Exercise equipment manufacturer Peloton Interactive is making big changes to its operations and management. The company announced Tuesday that it would be replacing its chief executive officer, John Foley, and cutting around 20% of its workforce in the U.S.

The company announced that Foley would be replaced by former Spotify and Netflix CFO Barry McCarthy, effective Wednesday. Foley will still remain with the company as its executive chair. Peloton said the decision is a culmination of months of planning.

Peloton's board of directors is also changing, with two new members joining the board. Angel Mendez, a former Cisco executive, and Jonathan Mildenhall, a former Airbnb chief marketing officer, will be joining the company's board. Erik Blachford, who has been on the board of directors since 2015, will be stepping down.

Apart from the change in management, Peloton announced that it plans to reduce its workforce by about 2,800 employees. Foley previously hinted at the workforce reduction last month. Peloton said it also plans to reduce the number of warehouses it owns while also expanding its delivery agreements. The company claimed that the decisions would result in annual savings of around $800 million.

To further cut its costs and save money, Peloton said it would be "winding down the development" of its planned factory in Ohio. Peloton initially announced plans to establish its first U.S. factory, which it said would cost around $60 million.

During its last earnings call, Foley admitted that the company had made a few "missteps," including its hasty expansion and rapid investments in some areas of its business.

The move comes after news broke out that several major companies, including Nike and Amazon, were considering buying out Peloton. There was even news that Apple may be a potential buyer for the embattled company. The new send the company's shares up by more than 20% on Monday following the news.

Since its highs in January last year, Peloton's shares have dropped by more than 80%. The company has been struggling with supply chain issues, multiple recalls, and sluggish demand as the country slowly reopened.

Analysts said that Peloton's latest move might indicate its intention of remaining independent rather than selling itself to another company.

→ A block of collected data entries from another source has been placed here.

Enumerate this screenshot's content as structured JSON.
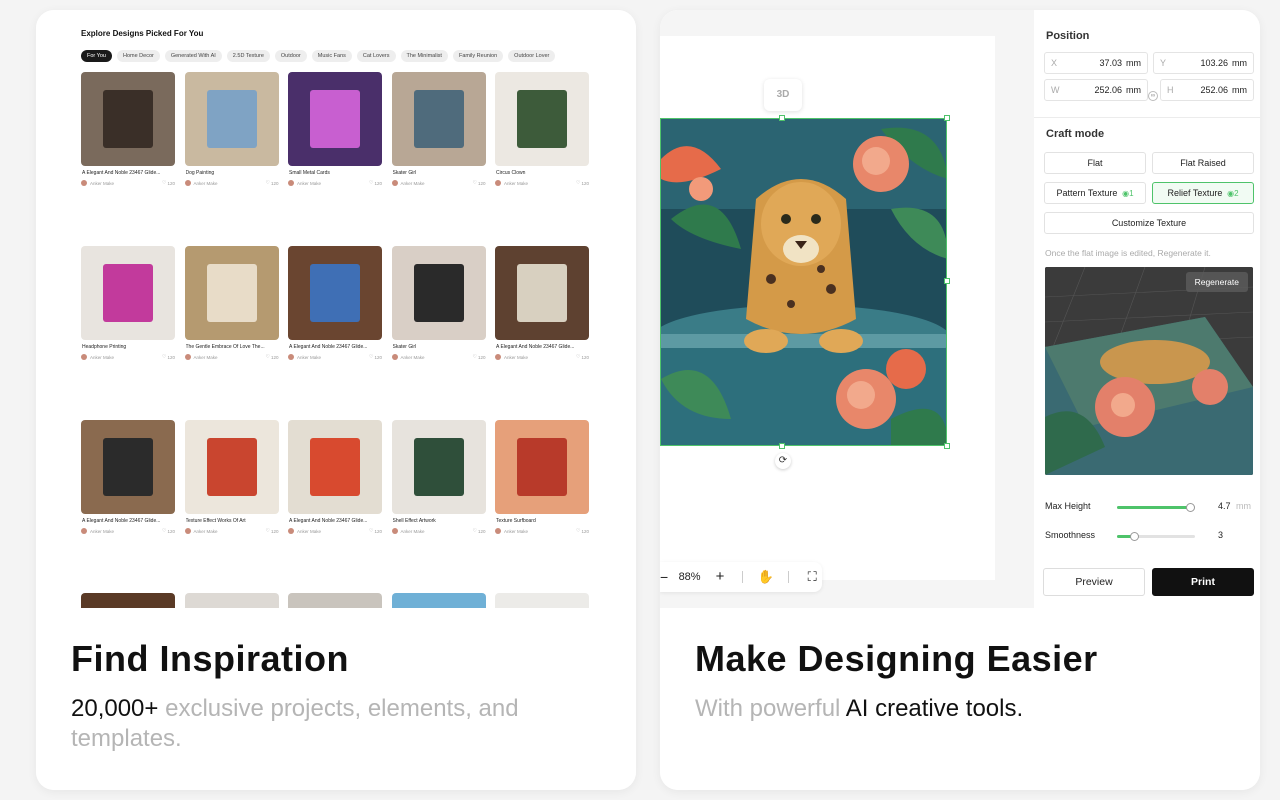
{
  "left_card": {
    "explore": {
      "title": "Explore Designs Picked For You",
      "chips": [
        {
          "label": "For You",
          "active": true
        },
        {
          "label": "Home Decor",
          "active": false
        },
        {
          "label": "Generated With AI",
          "active": false
        },
        {
          "label": "2.5D Texture",
          "active": false
        },
        {
          "label": "Outdoor",
          "active": false
        },
        {
          "label": "Music Fans",
          "active": false
        },
        {
          "label": "Cat Lovers",
          "active": false
        },
        {
          "label": "The Minimalist",
          "active": false
        },
        {
          "label": "Family Reunion",
          "active": false
        },
        {
          "label": "Outdoor Lover",
          "active": false
        }
      ],
      "tiles": [
        {
          "name": "A Elegant And Noble 23467 Glide...",
          "author": "Anker Make",
          "likes": "120",
          "bg": "#7a6a5c",
          "accent": "#3a2f28"
        },
        {
          "name": "Dog Painting",
          "author": "Anker Make",
          "likes": "120",
          "bg": "#c9b9a0",
          "accent": "#7fa3c4"
        },
        {
          "name": "Small Metal Cards",
          "author": "Anker Make",
          "likes": "120",
          "bg": "#4a2f6a",
          "accent": "#c85fd0"
        },
        {
          "name": "Skater Girl",
          "author": "Anker Make",
          "likes": "120",
          "bg": "#b8a795",
          "accent": "#4f6b7c"
        },
        {
          "name": "Circus Clown",
          "author": "Anker Make",
          "likes": "120",
          "bg": "#ece8e2",
          "accent": "#3d5b3a"
        },
        {
          "name": "Headphone Printing",
          "author": "Anker Make",
          "likes": "120",
          "bg": "#e8e4df",
          "accent": "#c23a9c"
        },
        {
          "name": "The Gentle Embrace Of Love The...",
          "author": "Anker Make",
          "likes": "120",
          "bg": "#b59a70",
          "accent": "#e8dcc8"
        },
        {
          "name": "A Elegant And Noble 23467 Glide...",
          "author": "Anker Make",
          "likes": "120",
          "bg": "#6a4530",
          "accent": "#3f6fb5"
        },
        {
          "name": "Skater Girl",
          "author": "Anker Make",
          "likes": "120",
          "bg": "#d9cfc6",
          "accent": "#2a2a2a"
        },
        {
          "name": "A Elegant And Noble 23467 Glide...",
          "author": "Anker Make",
          "likes": "120",
          "bg": "#5e4130",
          "accent": "#d8d0c0"
        },
        {
          "name": "A Elegant And Noble 23467 Glide...",
          "author": "Anker Make",
          "likes": "120",
          "bg": "#8a6a4f",
          "accent": "#2b2b2b"
        },
        {
          "name": "Texture Effect Works Of Art",
          "author": "Anker Make",
          "likes": "120",
          "bg": "#ece6dc",
          "accent": "#c9452f"
        },
        {
          "name": "A Elegant And Noble 23467 Glide...",
          "author": "Anker Make",
          "likes": "120",
          "bg": "#e3ddd2",
          "accent": "#d84a2f"
        },
        {
          "name": "Shell Effect Artwork",
          "author": "Anker Make",
          "likes": "120",
          "bg": "#e7e3dd",
          "accent": "#2f4f3a"
        },
        {
          "name": "Texture Surfboard",
          "author": "Anker Make",
          "likes": "120",
          "bg": "#e6a07a",
          "accent": "#b83a2a"
        }
      ],
      "stub_colors": [
        "#5a3a26",
        "#ddd9d4",
        "#c9c4bd",
        "#6fb0d6",
        "#ecebe8"
      ]
    },
    "headline": "Find Inspiration",
    "sub_strong": "20,000+",
    "sub_rest": " exclusive projects, elements, and templates."
  },
  "right_card": {
    "btn_3d": "3D",
    "rotate_icon": "⟳",
    "zoom": {
      "minus": "−",
      "value": "88%",
      "plus": "+",
      "hand_icon": "✋",
      "fit_icon": "⛶"
    },
    "panel": {
      "position_title": "Position",
      "fields": [
        {
          "label": "X",
          "value": "37.03",
          "unit": "mm"
        },
        {
          "label": "Y",
          "value": "103.26",
          "unit": "mm"
        },
        {
          "label": "W",
          "value": "252.06",
          "unit": "mm"
        },
        {
          "label": "H",
          "value": "252.06",
          "unit": "mm"
        }
      ],
      "craft_title": "Craft mode",
      "modes": {
        "flat": "Flat",
        "flat_raised": "Flat Raised",
        "pattern_texture": "Pattern Texture",
        "pattern_count": "1",
        "relief_texture": "Relief Texture",
        "relief_count": "2",
        "customize": "Customize Texture"
      },
      "hint": "Once the flat image is edited, Regenerate it.",
      "regenerate": "Regenerate",
      "max_height": {
        "label": "Max Height",
        "value": "4.7",
        "unit": "mm",
        "level": 0.94
      },
      "smoothness": {
        "label": "Smoothness",
        "value": "3",
        "level": 0.22
      },
      "preview_btn": "Preview",
      "print_btn": "Print"
    },
    "headline": "Make Designing Easier",
    "sub_light": "With powerful ",
    "sub_strong": "AI creative tools."
  },
  "colors": {
    "accent_green": "#4ec36a"
  }
}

Blackwells Capital, a small activist investor with less than 5% of Peloton's stock, has expressed "grave concerns" about the company's performance and previously asked the board of directors to remove Foley and look into a sale. On Tuesday, Blackwells said the company's announced changes were enough, stating that Foley should not be placed as an executive chair and that he shouldn't have been included in picking the directors.